La ilusión de la separación se instala. Empezamos a distinguir el “tú” del “yo”, y cada uno reclama discretamente los derechos de autor sobre su propia existencia.


Fase 3: Divorcio y la guerra de patentes


Llega entonces el gran quiebre kármico. El amor eterno se disuelve y, de repente, estamos en una sala de juicio negociando los derechos de propiedad intelectual de la relación.

  • "¿Esta casa? Es MÍA."

  • "¿Ese coche? LO PAGUÉ YO."

  • "¿Incluso el perro? ¡Pero era NUESTRO perro!"

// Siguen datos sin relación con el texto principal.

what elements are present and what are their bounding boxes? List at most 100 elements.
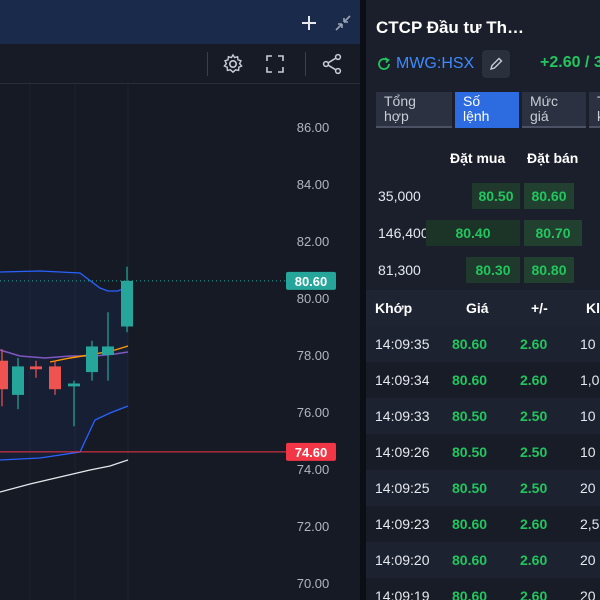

Y así es como pasamos de la Unidad al mejor ejemplo de derechos de autor espirituales.


Donde antes creíamos ser Uno, ahora dividimos, fragmentamos y diseccionamos la realidad para ver quién tiene derecho a qué.

Como si el amor pudiera realmente poseerse…


¿Pagar regalías a Dios?


Si seguimos la lógica de Un Curso de Milagros, cualquier idea que venga del Espíritu debería ser de libre acceso. Sin patentes, sin derechos de autor, sin egos peleando por quién “creó” qué.


Y en ese caso, tal vez deberíamos pensar en pagar algunas regalías al Autor Original, ¿no? Pero buenas noticias: Dios solo acepta el Amor como pago.

Así que, en lugar de registrar patentes, podríamos simplemente recordar que la verdadera creación es la que se comparte sin límites.

“Dar y recibir son en verdad lo mismo.” (Lección 108.6)

¿Y si, en lugar de reclamar nuestras creaciones como “mías”, simplemente las ofreciéramos, sabiendo que nunca nos pertenecieron realmente?

¿Qué pasaría si finalmente reconociéramos que no somos autores, sino instrumentos a través de los cuales el Espíritu se expresa?

Pues… no habría más conflictos. Ni más ansiedad por el robo de ideas. Ni más lucha por poseer algo que no puede ser poseído.

Solo existiría el puro placer de crear y compartir, sin miedo y sin apego.

Entonces, ¿quién es el autor?

Quizás, en el fondo, nunca ha habido uno. Tal vez la Unidad se canta a sí misma a través de nosotros, y nuestro único papel es armonizarnos con ella.

Y si ese es el caso, entonces lo único que realmente merece un derecho de autor es el Amor.

Y eso, amigo mío, es dominio público.